STGuru User's Guide
8.
Changing the Layout for STGuru with the Help of Profile Management Contents A.1
Accelerator Keys
9. Tools
9.1 Character Count, Word Count, Paragraph Count and Line Count for Text, File and Folder
1)
Counting text in edit area
2) File/Folder Character/Word Counts
3) Comparison between STGuru and MS
Word on characters/word counts
9.2
Character Occurrences
9.3
Text Difference Check
9.4 Line Sorting
9.5
Redundant Line Management
9.6
Chinese-English Glossary Management - Merge, Split, Swap...
9.7 Chinese Characters to Decimal/Hexadecimal Unicode Codes
9.8 Page Cleaning
9.9 Term Management System
9.1 Character Count, Word Count, Paragraph Count and Line Count
for Text, File and Folder
1)
Counting text in edit area
You can click the "Word Count" command from under the
Tools menu
to count characters and words in the current edit area. If the currently active
edit area is the upper area, the text in the upper area will be counted,
otherwise, the text in the lower area will be counted. If some text in the
current edit area is selected, STGuru will only count the selected text.

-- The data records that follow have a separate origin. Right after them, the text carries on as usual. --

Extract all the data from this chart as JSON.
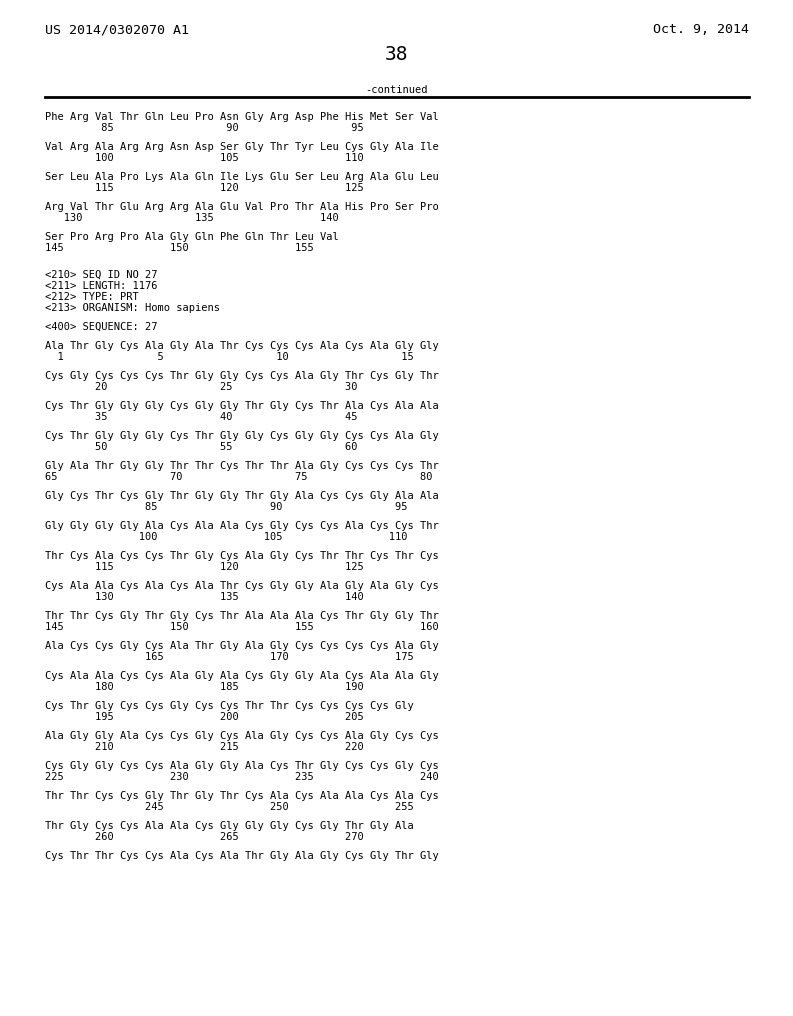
{
  "left_header": "US 2014/0302070 A1",
  "right_header": "Oct. 9, 2014",
  "page_number": "38",
  "continued_text": "-continued",
  "background_color": "#ffffff",
  "text_color": "#000000",
  "font_size": 7.5,
  "header_font_size": 9.5,
  "page_num_font_size": 14,
  "content": [
    "Phe Arg Val Thr Gln Leu Pro Asn Gly Arg Asp Phe His Met Ser Val",
    "         85                  90                  95",
    "",
    "Val Arg Ala Arg Arg Asn Asp Ser Gly Thr Tyr Leu Cys Gly Ala Ile",
    "        100                 105                 110",
    "",
    "Ser Leu Ala Pro Lys Ala Gln Ile Lys Glu Ser Leu Arg Ala Glu Leu",
    "        115                 120                 125",
    "",
    "Arg Val Thr Glu Arg Arg Ala Glu Val Pro Thr Ala His Pro Ser Pro",
    "   130                  135                 140",
    "",
    "Ser Pro Arg Pro Ala Gly Gln Phe Gln Thr Leu Val",
    "145                 150                 155",
    "",
    "",
    "<210> SEQ ID NO 27",
    "<211> LENGTH: 1176",
    "<212> TYPE: PRT",
    "<213> ORGANISM: Homo sapiens",
    "",
    "<400> SEQUENCE: 27",
    "",
    "Ala Thr Gly Cys Ala Gly Ala Thr Cys Cys Cys Ala Cys Ala Gly Gly",
    "  1               5                  10                  15",
    "",
    "Cys Gly Cys Cys Cys Thr Gly Gly Cys Cys Ala Gly Thr Cys Gly Thr",
    "        20                  25                  30",
    "",
    "Cys Thr Gly Gly Gly Cys Gly Gly Thr Gly Cys Thr Ala Cys Ala Ala",
    "        35                  40                  45",
    "",
    "Cys Thr Gly Gly Gly Cys Thr Gly Gly Cys Gly Gly Cys Cys Ala Gly",
    "        50                  55                  60",
    "",
    "Gly Ala Thr Gly Gly Thr Thr Cys Thr Thr Ala Gly Cys Cys Cys Thr",
    "65                  70                  75                  80",
    "",
    "Gly Cys Thr Cys Gly Thr Gly Gly Thr Gly Ala Cys Cys Gly Ala Ala",
    "                85                  90                  95",
    "",
    "Gly Gly Gly Gly Ala Cys Ala Ala Cys Gly Cys Cys Ala Cys Cys Thr",
    "               100                 105                 110",
    "",
    "Thr Cys Ala Cys Cys Thr Gly Cys Ala Gly Cys Thr Thr Cys Thr Cys",
    "        115                 120                 125",
    "",
    "Cys Ala Ala Cys Ala Cys Ala Thr Cys Gly Gly Ala Gly Ala Gly Cys",
    "        130                 135                 140",
    "",
    "Thr Thr Cys Gly Thr Gly Cys Thr Ala Ala Ala Cys Thr Gly Gly Thr",
    "145                 150                 155                 160",
    "",
    "Ala Cys Cys Gly Cys Ala Thr Gly Ala Gly Cys Cys Cys Cys Ala Gly",
    "                165                 170                 175",
    "",
    "Cys Ala Ala Cys Cys Ala Gly Ala Cys Gly Gly Ala Cys Ala Ala Gly",
    "        180                 185                 190",
    "",
    "Cys Thr Gly Cys Cys Gly Cys Cys Thr Thr Cys Cys Cys Cys Gly",
    "        195                 200                 205",
    "",
    "Ala Gly Gly Ala Cys Cys Gly Cys Ala Gly Cys Cys Ala Gly Cys Cys",
    "        210                 215                 220",
    "",
    "Cys Gly Gly Cys Cys Ala Gly Gly Ala Cys Thr Gly Cys Cys Gly Cys",
    "225                 230                 235                 240",
    "",
    "Thr Thr Cys Cys Gly Thr Gly Thr Cys Ala Cys Ala Ala Cys Ala Cys",
    "                245                 250                 255",
    "",
    "Thr Gly Cys Cys Ala Ala Cys Gly Gly Gly Cys Gly Thr Gly Ala",
    "        260                 265                 270",
    "",
    "Cys Thr Thr Cys Cys Ala Cys Ala Thr Gly Ala Gly Cys Gly Thr Gly"
  ]
}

STGuru's statistics include:
1) File information: file path, file times (created, modified,
accessed), key file attributes (read-only, hidden, archive, system);
2) Characters, words, paragraphs and lines: characters (all/ANSI = file/text
size), characters (all/supporting double-byte characters), characters (no spaces), characters (with spaces),
words (all), words (single-byte characters), words (double-byte characters),
paragraphs (all non-blank paragraphs) and lines (all paragraphs, including blank
lines).
When word counting is complete, you can click the "Text Report"
button at the right bottom of the dialog box to read a statistics report
in pure text.
2)
File/Folder Character/Word Counts
You can find this function from the Tools menu.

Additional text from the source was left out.